La cadena Fox News (EEUU) pixeló los pechos de ‘Les femmes d’Alger’, de Picasso.
Los progresistas políticamente correctos y los puritanos conservadores tienen en común la alergia a la libertad de expresión de sus adversarios. Los izquierdistas imponen sus trigger warmings (avisos de que un texto contiene expresiones potencialmente ofensivas para las minorías), y los conservadores llevan a los tribunales a quienes mancillan los símbolos nacionales. Unos construyen eufemismos para los negros o los enfermos y se los imponen al resto, mientras que otros logran que un pitido sustituya la palabra fuck en la televisión. Unos consiguen que se expediente a un profesor que cuestionó la existencia de la cultura de la violación, mientras que otros logran el despido de Ward Churchill de la Universidad de Colorado porque sugirió que el 11-S fue consecuencia de los ataques norteamericanos contra países musulmanes.
Al calor de la poscensura, han brotado empresas como Writing in the Margins, que «corrige» los libros antes de ser publicados para «limpiarlos» de expresiones que puedan ser entendidas como racistas o machistas. Así, una escritora tan poco sospechosa de xenofobia como J.K. Rowling, autora de Harry Potter, decidió someterse a esta censura para ahorrarse posibles linchamientos en Twitter. Su comportamiento respondía a un miedo contemporáneo: ser acusado de algo que no eres por una multitud de pueblerinos digitales. Ocurrió a Tim Burton, acusado de racista porque sus protagonistas siempre son blancos, o a Scarlett Johansson, que había cometido el pecado de interpretar a la cyborg en la adaptación de un manga japonés.

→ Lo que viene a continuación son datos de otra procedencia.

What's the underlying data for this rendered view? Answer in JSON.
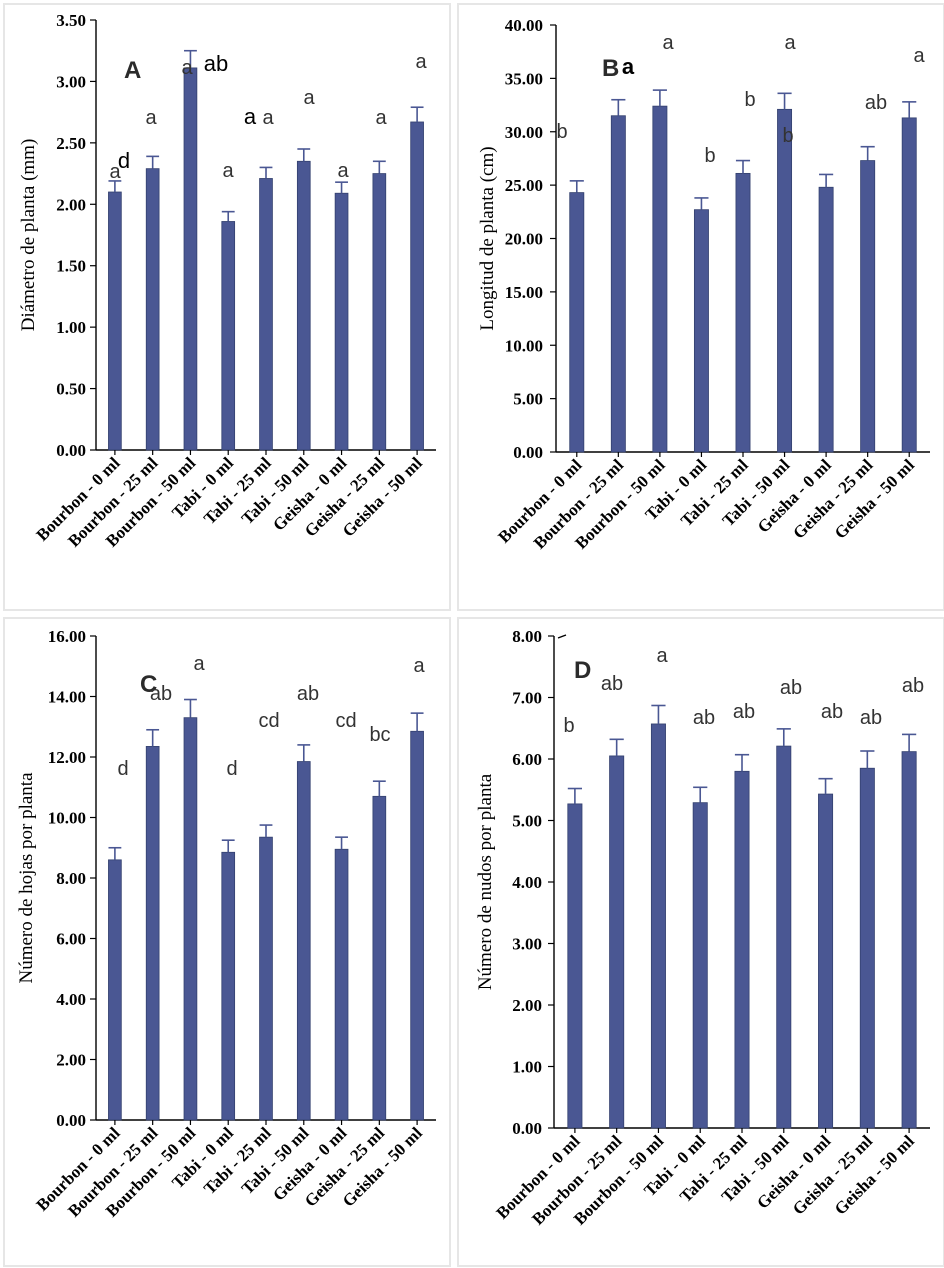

La poscensura es un sistema represivo que no requiere leyes ni estado censor, y que impone sus prohibiciones infundiendo el miedo a ser catalogados como traidores. Bajo la poscensura, los izquierdistas tienen miedo de que una multitud les llame machistas, racistas u homófobos, mientras que los derechistas temen etiquetas como buenista, relativista o progre. En cada bando, son los sinónimos de «traidor».
La poscensura mata el debate racional y exacerba los insultos y las acusaciones. Explica por qué engordan las posiciones radicales y se achica el espacio para la sutileza. Y por qué, pese a los ataques multitudinarios de la izquierda contra la reputación de Donald Trump, éste llegó a presidente del país más poderoso de la tierra. A sus votantes les importaban un pimiento esas etiquetas que la izquierda interpreta como pecados capitales.